The Rangers made it clear that Elvis Andrus is their shortstop. He is under contract for another seven seasons. That’s a lot of seasons. There would be no competition. Though, most would agree, Desmond has been the better player.

That was all fine by Desmond, who watched from home in Bradenton, Fla. when report dates came and went, and as exhibition games were nearing. He is 30 years old. The game doesn’t give up on talented 30-year-olds quite that quickly. Or heartlessly. Before he signed on with the Rangers, he talked with Banister. He talked with former Rangers shortstop and third baseman Michael Young, a special assistant to Rangers general manager Jon Daniels.

“I was floored he was still out there this time of year,” Young said Monday.

Where this leads when Hamilton returns — he’ll start the season on the disabled list — is a decision for another day. At the moment, the priority is to get Desmond up and running in left field. In seven previous big-league seasons, he played 7 1/3 innings in the outfield, all in right. Beyond that, he played three innings in center field for Triple-A Syracuse in 2009 and five innings in center field for Licey in the Dominican Republic that winter. He had considered changing positions in desperation before, however, a secret he revealed with a smile.

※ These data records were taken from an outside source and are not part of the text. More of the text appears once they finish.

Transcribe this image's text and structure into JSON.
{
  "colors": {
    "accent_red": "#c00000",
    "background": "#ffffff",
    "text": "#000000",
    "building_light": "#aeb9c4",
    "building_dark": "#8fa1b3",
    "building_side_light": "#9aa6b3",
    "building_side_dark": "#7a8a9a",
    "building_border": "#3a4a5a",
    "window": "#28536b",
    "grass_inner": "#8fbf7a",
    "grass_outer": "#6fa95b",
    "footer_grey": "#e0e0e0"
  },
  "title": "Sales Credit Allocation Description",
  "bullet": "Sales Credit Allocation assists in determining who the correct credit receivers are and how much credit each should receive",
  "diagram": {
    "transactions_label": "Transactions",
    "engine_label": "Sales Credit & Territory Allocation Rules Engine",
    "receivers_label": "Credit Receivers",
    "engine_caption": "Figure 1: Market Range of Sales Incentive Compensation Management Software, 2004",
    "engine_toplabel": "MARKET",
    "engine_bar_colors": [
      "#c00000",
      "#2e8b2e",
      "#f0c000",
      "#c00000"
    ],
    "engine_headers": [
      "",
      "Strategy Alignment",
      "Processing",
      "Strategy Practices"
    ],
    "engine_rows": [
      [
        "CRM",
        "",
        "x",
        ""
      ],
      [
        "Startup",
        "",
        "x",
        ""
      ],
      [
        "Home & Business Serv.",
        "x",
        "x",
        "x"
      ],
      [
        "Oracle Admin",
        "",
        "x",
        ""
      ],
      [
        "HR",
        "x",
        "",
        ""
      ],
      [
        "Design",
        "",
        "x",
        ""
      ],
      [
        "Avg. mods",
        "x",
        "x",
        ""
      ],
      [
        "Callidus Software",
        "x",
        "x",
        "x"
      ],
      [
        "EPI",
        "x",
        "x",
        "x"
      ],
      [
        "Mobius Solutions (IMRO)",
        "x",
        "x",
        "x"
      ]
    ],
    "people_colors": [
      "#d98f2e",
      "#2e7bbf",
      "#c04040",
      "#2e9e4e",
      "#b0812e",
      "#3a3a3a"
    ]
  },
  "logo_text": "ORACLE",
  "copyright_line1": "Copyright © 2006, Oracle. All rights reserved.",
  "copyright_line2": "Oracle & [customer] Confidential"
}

It was 2004, the year he was drafted in the third round by the Montreal Expos. In 55 games at shortstop in the Gulf Coast and New York Penn leagues, Desmond, then 18 years old, made 30 errors.

“Hey,” he said he told his coaches, “put me in the outfield. I can’t take this anymore.”

Their response: “No. You’re a shortstop.”

He came back the next year and made 39 errors (in 127 games.)

Eleven years later, “What I Almost Was” accompanied his move — perhaps temporary, but perhaps not — from the dirt to the grass, from D.C. to Arlington, from familiar to whatever’s coming.

There was little energy to waste on the QO system that appeared to cheat him — “I think it’s clear that something needs to change,” he said and moved on — and more to gather for the work ahead. He seemed a very happy man on Monday. The team should be more than competent. The clubhouse — Adrian Beltre and Prince Fielder reside in not-too-distant lockers to his left — is thick with strong, reliable personalities. Desmond makes another.

“I’m extremely excited,” he said. “I’m extremely grateful, also. … As for swallowing my pride and learning a new position, that’s not going to be a problem.”

It’s still baseball. Sometimes it’s right in front of you, is all. Sometimes it’s on Field 2.